A year ago, the most impactful earthquake to hit Alaska in half a century damaged buildings and roads in Southcentral, scared a lot of people, changed water levels and stream flow and even caused underground soil liquefaction that resulted in “sand boils” at the surface.
Scientists analyzing all of that and more have been publishing research papers about the magnitude 7.1 Anchorage earthquake, including a multidisciplinary study by more than a dozen authors that’s in the journal Seismological Research Letters.
Geologist Peter Haeussler with the U.S. Geological Survey is one of the dozen or so authors.

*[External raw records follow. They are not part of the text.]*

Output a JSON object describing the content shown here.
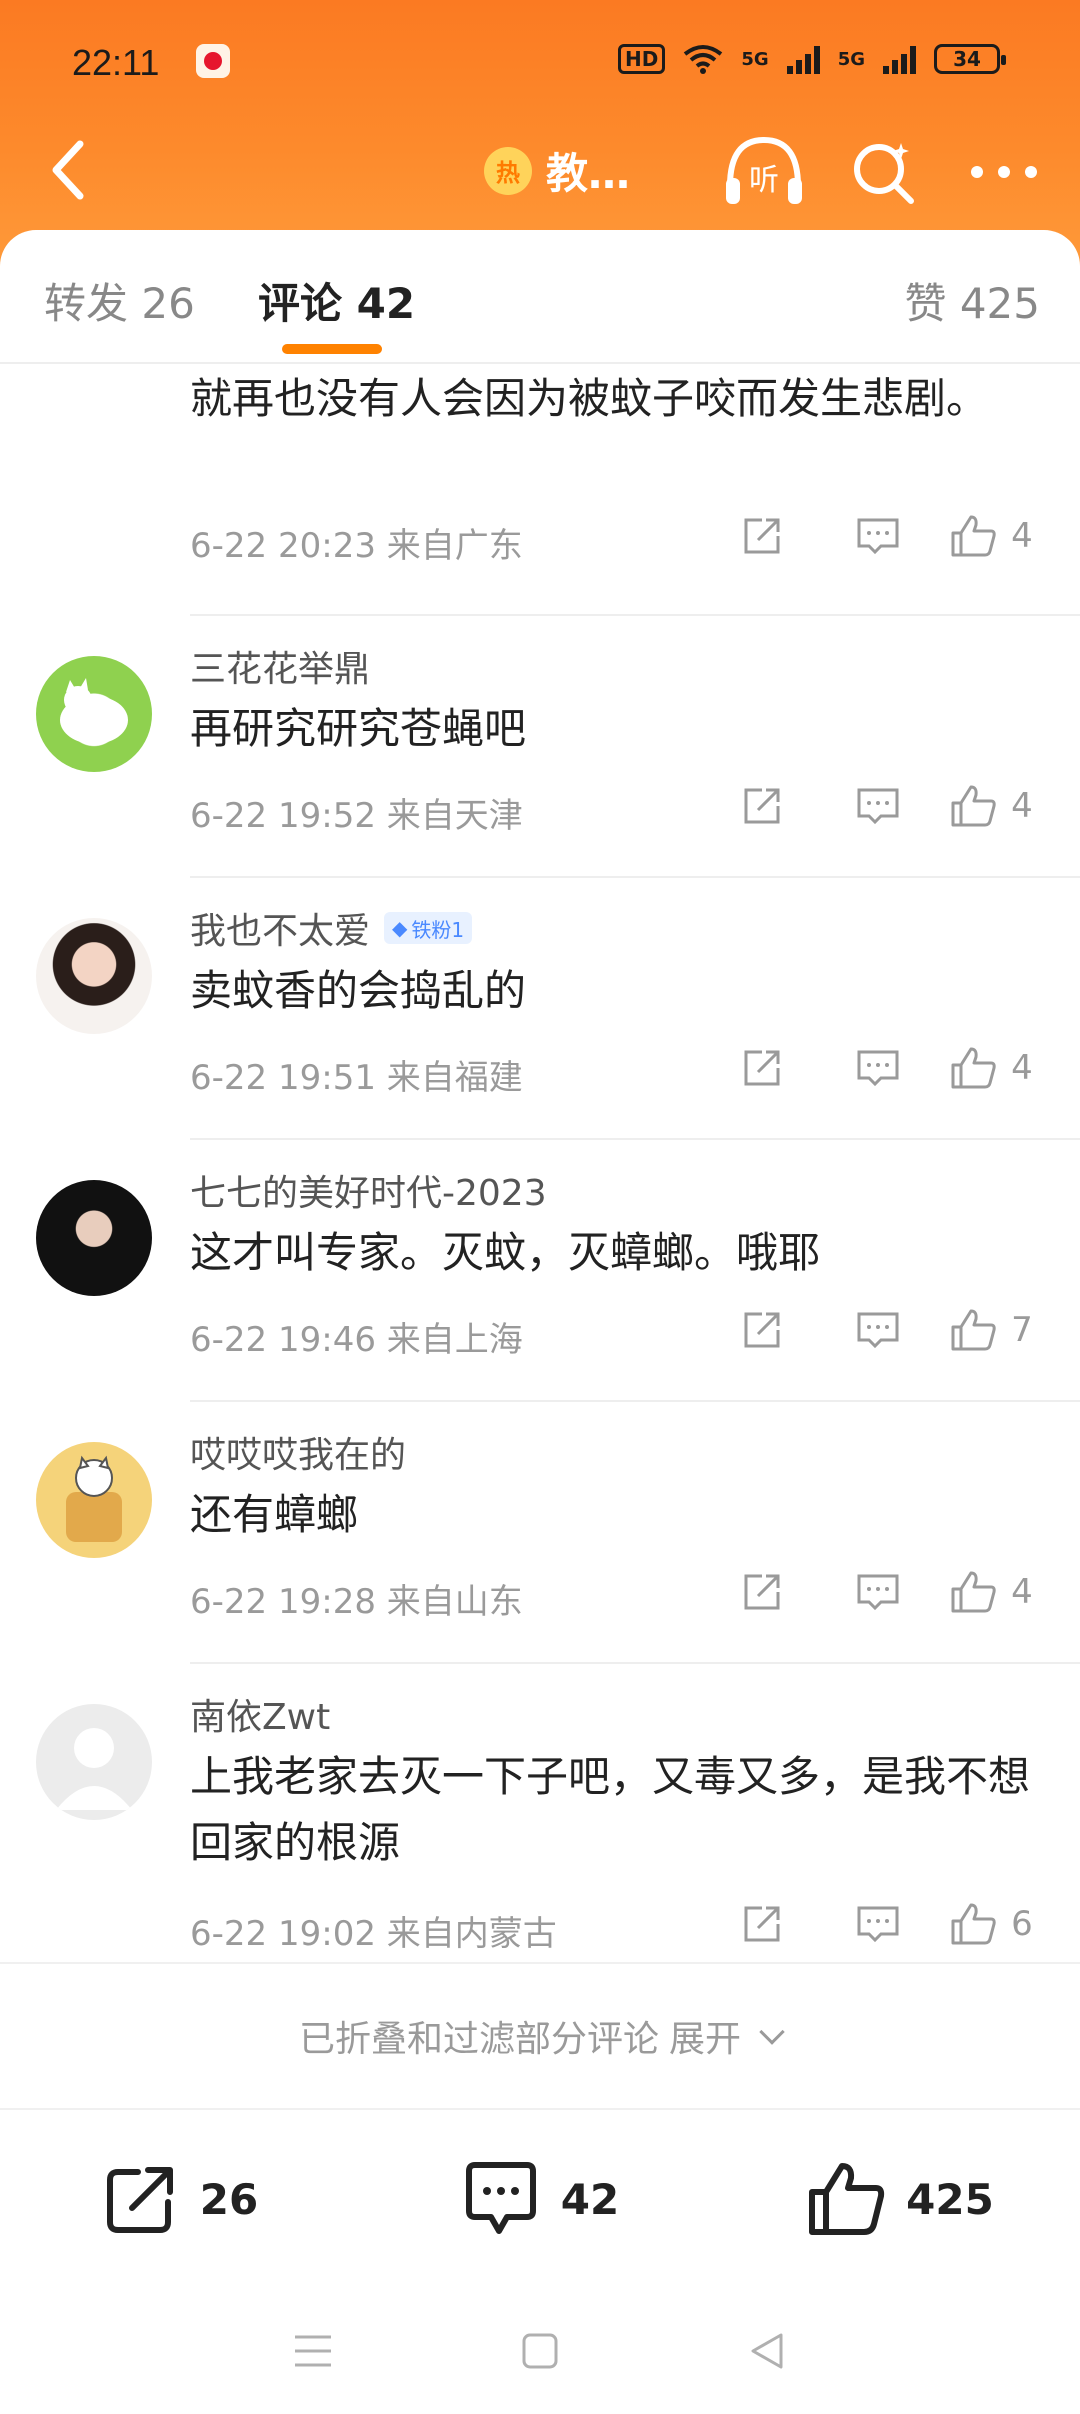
{
  "status_bar": {
    "time": "22:11",
    "hd_label": "HD",
    "network_1": "5G",
    "network_2": "5G",
    "battery": "34"
  },
  "nav": {
    "hot_badge": "热",
    "title": "教…",
    "listen_icon_text": "听"
  },
  "tabs": {
    "repost": "转发 26",
    "comment": "评论 42",
    "likes": "赞 425"
  },
  "comments": [
    {
      "text": "就再也没有人会因为被蚊子咬而发生悲剧。",
      "meta": "6-22 20:23 来自广东",
      "likes": "4"
    },
    {
      "name": "三花花举鼎",
      "text": "再研究研究苍蝇吧",
      "meta": "6-22 19:52 来自天津",
      "likes": "4"
    },
    {
      "name": "我也不太爱",
      "badge": "铁粉1",
      "text": "卖蚊香的会捣乱的",
      "meta": "6-22 19:51 来自福建",
      "likes": "4"
    },
    {
      "name": "七七的美好时代-2023",
      "text": "这才叫专家。灭蚊，灭蟑螂。哦耶",
      "meta": "6-22 19:46 来自上海",
      "likes": "7"
    },
    {
      "name": "哎哎哎我在的",
      "text": "还有蟑螂",
      "meta": "6-22 19:28 来自山东",
      "likes": "4"
    },
    {
      "name": "南依Zwt",
      "text": "上我老家去灭一下子吧，又毒又多，是我不想回家的根源",
      "meta": "6-22 19:02 来自内蒙古",
      "likes": "6"
    }
  ],
  "fold": {
    "text": "已折叠和过滤部分评论",
    "expand": "展开"
  },
  "bottom_bar": {
    "repost_count": "26",
    "comment_count": "42",
    "like_count": "425"
  },
  "colors": {
    "accent": "#ff8200",
    "header_top": "#fb7a22",
    "header_bottom": "#fe9a3a"
  }
}
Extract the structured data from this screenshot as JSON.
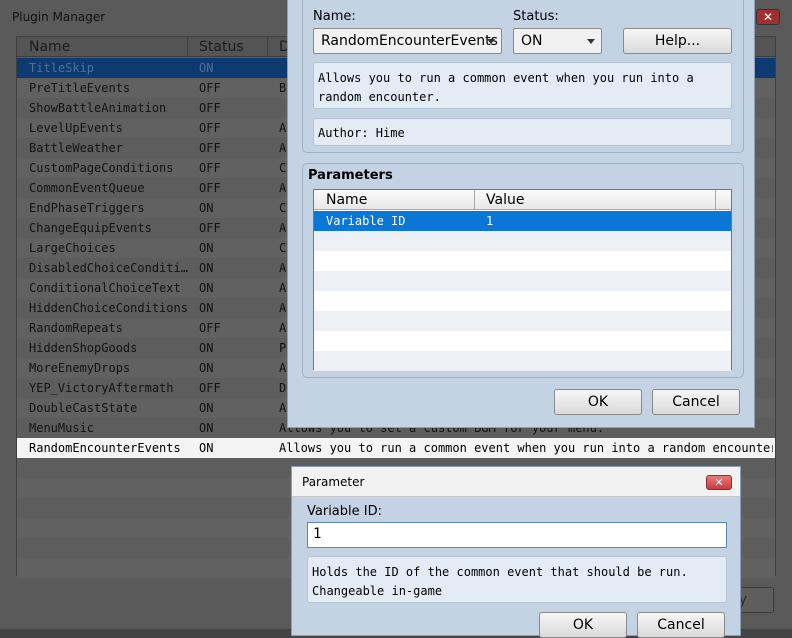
{
  "plugin_manager": {
    "title": "Plugin Manager",
    "close_glyph": "✕",
    "columns": {
      "name": "Name",
      "status": "Status",
      "description": "D"
    },
    "rows": [
      {
        "name": "TitleSkip",
        "status": "ON",
        "desc": "",
        "state": "selected"
      },
      {
        "name": "PreTitleEvents",
        "status": "OFF",
        "desc": "B",
        "state": ""
      },
      {
        "name": "ShowBattleAnimation",
        "status": "OFF",
        "desc": "",
        "state": ""
      },
      {
        "name": "LevelUpEvents",
        "status": "OFF",
        "desc": "A",
        "state": ""
      },
      {
        "name": "BattleWeather",
        "status": "OFF",
        "desc": "A",
        "state": ""
      },
      {
        "name": "CustomPageConditions",
        "status": "OFF",
        "desc": "C",
        "state": ""
      },
      {
        "name": "CommonEventQueue",
        "status": "OFF",
        "desc": "A",
        "state": ""
      },
      {
        "name": "EndPhaseTriggers",
        "status": "ON",
        "desc": "C",
        "state": ""
      },
      {
        "name": "ChangeEquipEvents",
        "status": "OFF",
        "desc": "A",
        "state": ""
      },
      {
        "name": "LargeChoices",
        "status": "ON",
        "desc": "C",
        "state": ""
      },
      {
        "name": "DisabledChoiceConditi…",
        "status": "ON",
        "desc": "A",
        "state": ""
      },
      {
        "name": "ConditionalChoiceText",
        "status": "ON",
        "desc": "A",
        "state": ""
      },
      {
        "name": "HiddenChoiceConditions",
        "status": "ON",
        "desc": "A",
        "state": ""
      },
      {
        "name": "RandomRepeats",
        "status": "OFF",
        "desc": "A",
        "state": ""
      },
      {
        "name": "HiddenShopGoods",
        "status": "ON",
        "desc": "P",
        "state": ""
      },
      {
        "name": "MoreEnemyDrops",
        "status": "ON",
        "desc": "A",
        "state": ""
      },
      {
        "name": "YEP_VictoryAftermath",
        "status": "OFF",
        "desc": "D",
        "state": ""
      },
      {
        "name": "DoubleCastState",
        "status": "ON",
        "desc": "A",
        "state": ""
      },
      {
        "name": "MenuMusic",
        "status": "ON",
        "desc": "Allows you to set a custom BGM for your menu.",
        "state": ""
      },
      {
        "name": "RandomEncounterEvents",
        "status": "ON",
        "desc": "Allows you to run a common event when you run into a random encounter.",
        "state": "highlighted"
      }
    ],
    "apply_label": "Apply"
  },
  "plugin_settings": {
    "name_label": "Name:",
    "name_value": "RandomEncounterEvents",
    "status_label": "Status:",
    "status_value": "ON",
    "help_label": "Help...",
    "description": "Allows you to run a common event when you run into a random encounter.",
    "author": "Author: Hime",
    "parameters_label": "Parameters",
    "param_columns": {
      "name": "Name",
      "value": "Value"
    },
    "params": [
      {
        "name": "Variable ID",
        "value": "1"
      }
    ],
    "ok_label": "OK",
    "cancel_label": "Cancel"
  },
  "parameter_dialog": {
    "title": "Parameter",
    "close_glyph": "✕",
    "field_label": "Variable ID:",
    "field_value": "1",
    "help_text": "Holds the ID of the common event that should be run.\nChangeable in-game",
    "ok_label": "OK",
    "cancel_label": "Cancel"
  }
}
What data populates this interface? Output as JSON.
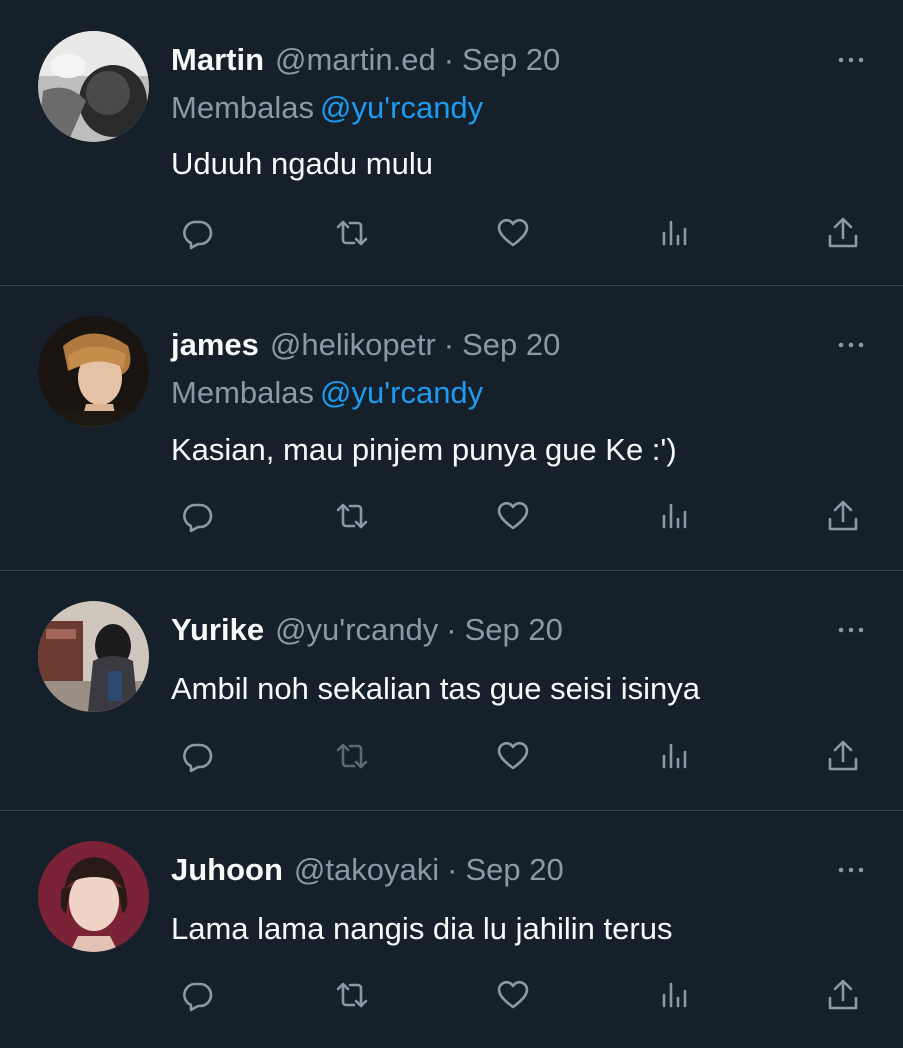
{
  "colors": {
    "background": "#15202b",
    "text": "#f7f9f9",
    "secondary_text": "#8b98a5",
    "link": "#1d9bf0",
    "divider": "#38444d"
  },
  "reply_prefix": "Membalas",
  "tweets": [
    {
      "name": "Martin",
      "handle": "@martin.ed",
      "separator": "·",
      "date": "Sep 20",
      "reply_to": "@yu'rcandy",
      "text": "Uduuh ngadu mulu",
      "avatar": "avatar-martin"
    },
    {
      "name": "james",
      "handle": "@helikopetr",
      "separator": "·",
      "date": "Sep 20",
      "reply_to": "@yu'rcandy",
      "text": "Kasian, mau pinjem punya gue Ke :')",
      "avatar": "avatar-james"
    },
    {
      "name": "Yurike",
      "handle": "@yu'rcandy",
      "separator": "·",
      "date": "Sep 20",
      "text": "Ambil noh sekalian tas gue seisi isinya",
      "avatar": "avatar-yurike"
    },
    {
      "name": "Juhoon",
      "handle": "@takoyaki",
      "separator": "·",
      "date": "Sep 20",
      "text": "Lama lama nangis dia lu jahilin terus",
      "avatar": "avatar-juhoon"
    }
  ],
  "action_icons": [
    "reply-icon",
    "retweet-icon",
    "like-icon",
    "views-icon",
    "share-icon"
  ],
  "more_icon": "more-options-icon"
}
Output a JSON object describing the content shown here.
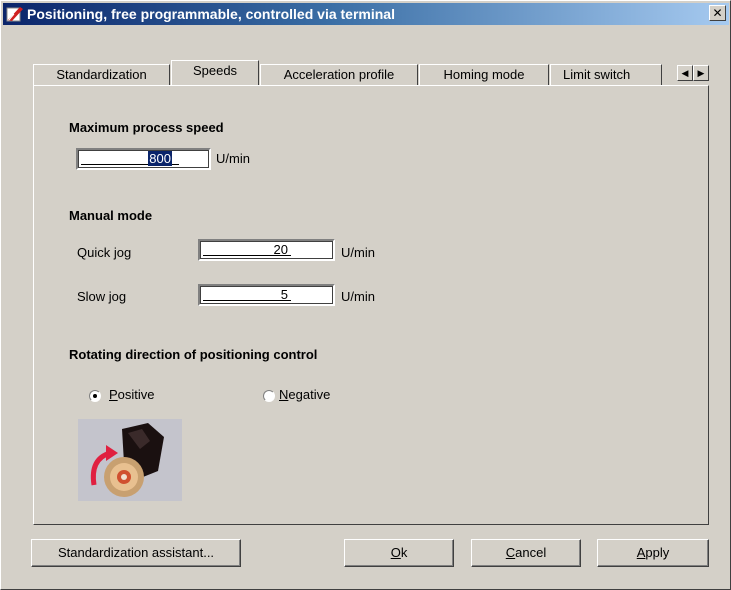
{
  "window": {
    "title": "Positioning, free programmable, controlled via terminal",
    "close_glyph": "✕"
  },
  "tabs": [
    {
      "label": "Standardization",
      "active": false
    },
    {
      "label": "Speeds",
      "active": true
    },
    {
      "label": "Acceleration profile",
      "active": false
    },
    {
      "label": "Homing mode",
      "active": false
    },
    {
      "label": "Limit switch",
      "active": false
    }
  ],
  "tab_scroll": {
    "left_glyph": "◀",
    "right_glyph": "▶"
  },
  "max_speed": {
    "heading": "Maximum process speed",
    "value": "800",
    "unit": "U/min"
  },
  "manual_mode": {
    "heading": "Manual mode",
    "quick_jog": {
      "label": "Quick jog",
      "value": "20",
      "unit": "U/min"
    },
    "slow_jog": {
      "label": "Slow jog",
      "value": "5",
      "unit": "U/min"
    }
  },
  "rotation": {
    "heading": "Rotating direction of positioning control",
    "positive": {
      "first": "P",
      "rest": "ositive",
      "selected": true
    },
    "negative": {
      "first": "N",
      "rest": "egative",
      "selected": false
    }
  },
  "buttons": {
    "assistant": "Standardization assistant...",
    "ok": {
      "first": "O",
      "rest": "k"
    },
    "cancel": {
      "first": "C",
      "rest": "ancel"
    },
    "apply": {
      "first": "A",
      "rest": "pply"
    }
  },
  "icons": {
    "app": "app-logo-icon",
    "motor": "motor-rotation-icon"
  },
  "colors": {
    "title_start": "#0a246a",
    "title_end": "#a6caf0",
    "face": "#d4d0c8",
    "selection": "#0a246a"
  }
}
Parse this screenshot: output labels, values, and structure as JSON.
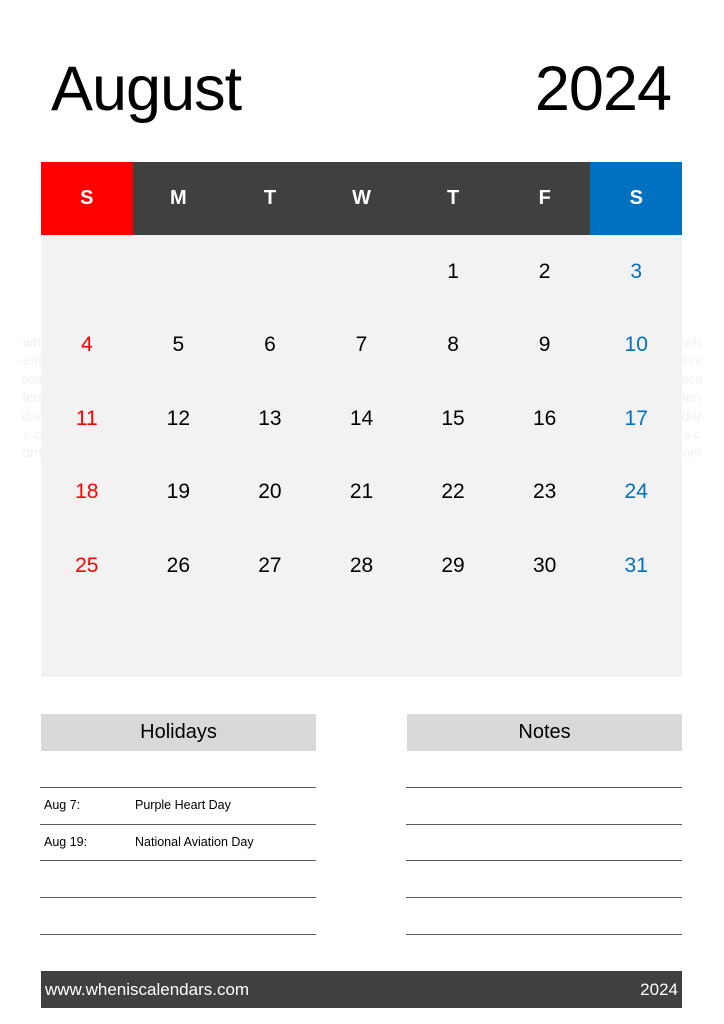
{
  "header": {
    "month": "August",
    "year": "2024"
  },
  "watermark": "wheniscalendars.com",
  "colors": {
    "sunday": "#ff0000",
    "saturday": "#0070c0",
    "weekday_bar": "#404040",
    "grid_bg": "#f2f2f2",
    "section_head_bg": "#d9d9d9"
  },
  "weekdays": [
    "S",
    "M",
    "T",
    "W",
    "T",
    "F",
    "S"
  ],
  "weeks": [
    [
      "",
      "",
      "",
      "",
      "1",
      "2",
      "3"
    ],
    [
      "4",
      "5",
      "6",
      "7",
      "8",
      "9",
      "10"
    ],
    [
      "11",
      "12",
      "13",
      "14",
      "15",
      "16",
      "17"
    ],
    [
      "18",
      "19",
      "20",
      "21",
      "22",
      "23",
      "24"
    ],
    [
      "25",
      "26",
      "27",
      "28",
      "29",
      "30",
      "31"
    ],
    [
      "",
      "",
      "",
      "",
      "",
      "",
      ""
    ]
  ],
  "holidays": {
    "title": "Holidays",
    "items": [
      {
        "date": "Aug 7:",
        "name": "Purple Heart Day"
      },
      {
        "date": "Aug 19:",
        "name": "National Aviation Day"
      }
    ]
  },
  "notes": {
    "title": "Notes"
  },
  "footer": {
    "site": "www.wheniscalendars.com",
    "year": "2024"
  }
}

He said those types of “intra-slab” earthquakes tend to leave fewer clues at the surface and therefore researchers have to use unique methods for figuring out how often they occur and how big they can be.
“By looking at sediment cores from lake bottoms, you can actually figure out how far back in time you’re actually looking,” Haeussler said. “There are some sort of strange looking sediments that’re thicker and they have physically distinctive features, called turbidites, and there’s strong evidence that turbites were triggered in strong ground shaking in ancient earthquakes in the past.”
Turbidites found in Eklutna Lake, north of Anchorage, after the Nov. 30, 2018 earthquake gave researchers another example of a known earthquake, helping to calibrate measurements on how often the quakes occur.
Haeussler spoke to Alaska Public Media’s Casey Grove.